I began to dig deep into my bible to find verses that would help me claim victory over worry and fear. That what we were doing was what the Lord instilled on my heart from the time I was very young.

When I was twelve - before I ever knew I could not have children, I told my Grandmother, Mom, Aunt and Aunt Sharrie that I was never going to have kids. I just sensed it. I told them that I would eventually adopt. So I know, and have known my entire life that this journey was going to be ahead of me. I just had no idea what it was going to entail.

I know feel like I need to get all these stories out so that I can get to reason why I actually feel like I have faith that Kellen is not going to be taken away. I am not going to lie, I am having bits of pain here and there at the thought or the potential of him being taken away but in my heart I feel like he will not be going anywhere.

Thanks so much everyone for the support. Thanks to Dorothy for the gem below, which I needed ASAP. It along with another e-mail I received yesterday has given me the confidence to speak boldly in faith.

Mark 11:22-24:

22"Have faith in God," Jesus answered. 23"I tell you the truth, if anyone says to this mountain, 'Go, throw yourself into the sea,' and does not doubt in his heart but believes that what he says will happen, it will be done for him. 24 Therefore I tell you, whatever you ask for in prayer, believe that you have received it, and it will be yours.

Thursday, January 7, 2010

and the Birth Dad Wants His Child

The birth father filed a petition. He wants to persue this. We do not know anything about this guy. He is willing to take the DNA test. If he passes the DNA test we lose Kellen. No fighting in court. He wins.

The only way we get to keep him is if he doesn't pass the test and tries to get custody in court. Well..why would someone who is not the dad want to fight for a baby that isn't his? Well, if he wins, he doesn't get the baby. The baby goes back to the mom. He doesn't get custody regardless.

I have no idea how to explain what I am feeling. I am faced with being logical and realistic which means we will be losing our child. It makes no sense for someone to agree to a DNA test if he isn't the father. How can we fight with someone we know nothing about. To say he is a loser is an assumption. She lied, so...what we know is he was dead and now he isn't.

After everything else we have been through....the pain, the difficulty - those emotions NEVER compared to the overwhelming loss, fear, anxiety, hopelessness and whatever other name you want to attach to it. Now we somehow have to muster the strength to get through this. I don't know if I can.

By the time we know I will have used all my leave which means even if we wanted to adopt again, I have no more time, we have spent so much money on this now and there is no way we will get any of it back.

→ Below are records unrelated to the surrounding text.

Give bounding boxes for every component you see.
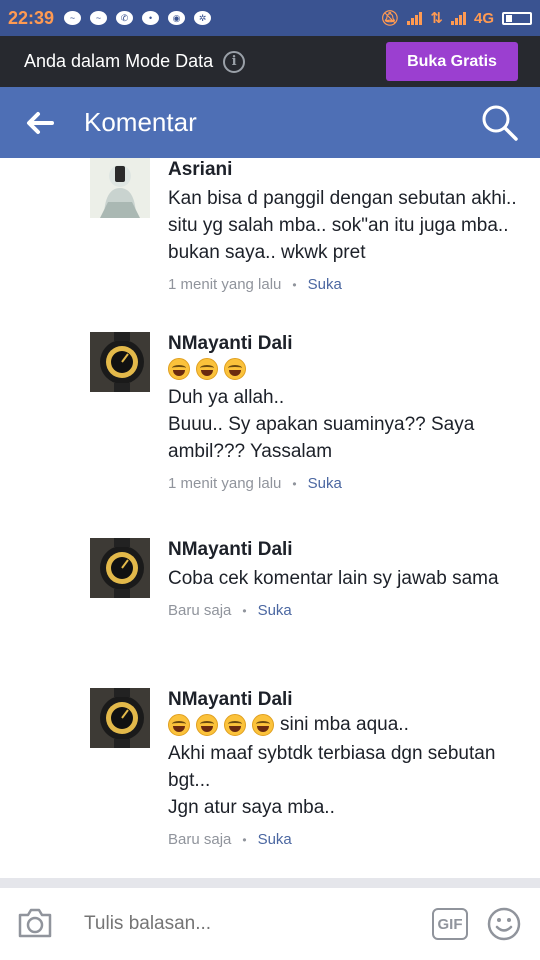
comment-text: Duh ya allah.. Buuu.. Sy apakan suaminya…: [168, 387, 475, 462]
app-bar: Komentar: [0, 87, 540, 158]
mute-icon: 🔕︎: [380, 10, 400, 27]
like-link[interactable]: Suka: [258, 831, 292, 848]
emoji-row: sini mba aqua..: [168, 712, 520, 738]
comment-text: Coba cek komentar lain sy jawab sama: [168, 568, 499, 589]
comment-author[interactable]: Asriani: [168, 158, 520, 182]
laughing-emoji-icon: [224, 714, 246, 736]
open-free-button[interactable]: Buka Gratis: [386, 42, 518, 81]
avatar[interactable]: [90, 688, 150, 748]
avatar[interactable]: [90, 332, 150, 392]
comment-item: Asriani Kan bisa d panggil dengan sebuta…: [90, 158, 520, 293]
whatsapp-icon: ✆: [116, 11, 134, 25]
page-title: Komentar: [84, 107, 197, 137]
comment-meta: Baru saja • Suka: [168, 831, 520, 848]
laughing-emoji-icon: [252, 714, 274, 736]
reply-composer: GIF: [0, 888, 540, 960]
emoji-icon[interactable]: [487, 907, 521, 946]
comment-author[interactable]: NMayanti Dali: [168, 332, 520, 356]
avatar[interactable]: [90, 158, 150, 218]
network-type: 4G: [473, 9, 494, 27]
avatar[interactable]: [90, 538, 150, 598]
reply-input[interactable]: [84, 910, 414, 938]
status-right: 🔕︎ ⇅ 4G: [380, 9, 532, 27]
battery-icon: [502, 11, 532, 25]
signal-icon-2: [450, 11, 466, 25]
gif-button[interactable]: GIF: [432, 908, 468, 940]
chrome-icon: ◉: [168, 11, 186, 25]
separator-dot: •: [292, 476, 297, 491]
messenger-icon: ~: [64, 11, 82, 25]
status-bar: 22:39 ~ ~ ✆ • ◉ ✲ 🔕︎ ⇅ 4G: [0, 0, 540, 36]
data-mode-text: Anda dalam Mode Data: [24, 51, 214, 71]
comment-meta: 1 menit yang lalu • Suka: [168, 276, 520, 293]
laughing-emoji-icon: [196, 714, 218, 736]
separator-dot: •: [292, 277, 297, 292]
settings-icon: ✲: [194, 11, 212, 25]
like-link[interactable]: Suka: [308, 276, 342, 293]
comment-time: Baru saja: [168, 831, 232, 848]
camera-icon[interactable]: [16, 906, 54, 945]
comment-time: 1 menit yang lalu: [168, 276, 282, 293]
separator-dot: •: [242, 603, 247, 618]
data-mode-banner: Anda dalam Mode Data i Buka Gratis: [0, 36, 540, 87]
comment-item: NMayanti Dali sini mba aqua.. Akhi maaf …: [90, 688, 520, 848]
comment-time: Baru saja: [168, 602, 232, 619]
laughing-emoji-icon: [196, 358, 218, 380]
comment-feed[interactable]: Asriani Kan bisa d panggil dengan sebuta…: [0, 158, 540, 878]
comment-author[interactable]: NMayanti Dali: [168, 538, 520, 562]
comment-meta: 1 menit yang lalu • Suka: [168, 475, 520, 492]
laughing-emoji-icon: [168, 714, 190, 736]
comment-meta: Baru saja • Suka: [168, 602, 520, 619]
like-link[interactable]: Suka: [308, 475, 342, 492]
signal-icon: [407, 11, 423, 25]
back-arrow-icon[interactable]: [0, 87, 80, 158]
laughing-emoji-icon: [224, 358, 246, 380]
comment-item: NMayanti Dali Coba cek komentar lain sy …: [90, 538, 520, 619]
emoji-row-text: sini mba aqua..: [280, 714, 409, 735]
comment-author[interactable]: NMayanti Dali: [168, 688, 520, 712]
data-arrows-icon: ⇅: [430, 10, 443, 27]
info-icon[interactable]: i: [223, 50, 246, 73]
separator-dot: •: [242, 832, 247, 847]
lite-icon: •: [142, 11, 160, 25]
messenger-icon: ~: [90, 11, 108, 25]
emoji-row: [168, 356, 520, 382]
notification-icons: ~ ~ ✆ • ◉ ✲: [64, 11, 212, 25]
composer-divider: [0, 878, 540, 888]
comment-text: Kan bisa d panggil dengan sebutan akhi..…: [168, 188, 517, 263]
like-link[interactable]: Suka: [258, 602, 292, 619]
search-icon[interactable]: [480, 103, 520, 143]
status-time: 22:39: [8, 7, 55, 28]
comment-item: NMayanti Dali Duh ya allah.. Buuu.. Sy a…: [90, 332, 520, 492]
laughing-emoji-icon: [168, 358, 190, 380]
comment-text: Akhi maaf sybtdk terbiasa dgn sebutan bg…: [168, 743, 496, 818]
comment-time: 1 menit yang lalu: [168, 475, 282, 492]
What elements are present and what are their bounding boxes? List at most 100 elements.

I mean....there are so many things wrong with this. We can't sue the agency, we can't sue anyone. If it happens it just happens and we have to let go.

Please tell me how?????????

Friday, January 1, 2010

Waiting Sucks! It is almost over though...

4 more days and praying nothing happens.

While we are waiting we are having as much fun as we can. We took our little monkey to have pictures taken. I wish we had done this when we first brought him home but it is ok. I was trying to wait until the adoption was finalized in March but I couldn't stand it anymore. We decided to do it now. I am glad we did. It took my mind of the the situation in my previous post.

The last few weeks have been a blast! Christmas was actually really fun and not ruined by any of the news we received. We took K to see Santa. It was adorable. He slept the entire time, but the ladies who take the picture were really excited because Santa does an amazing pic with sleeping babies in which he poses with a really huge book open and the sleeping baby on his lap. I will scan the pic and post later.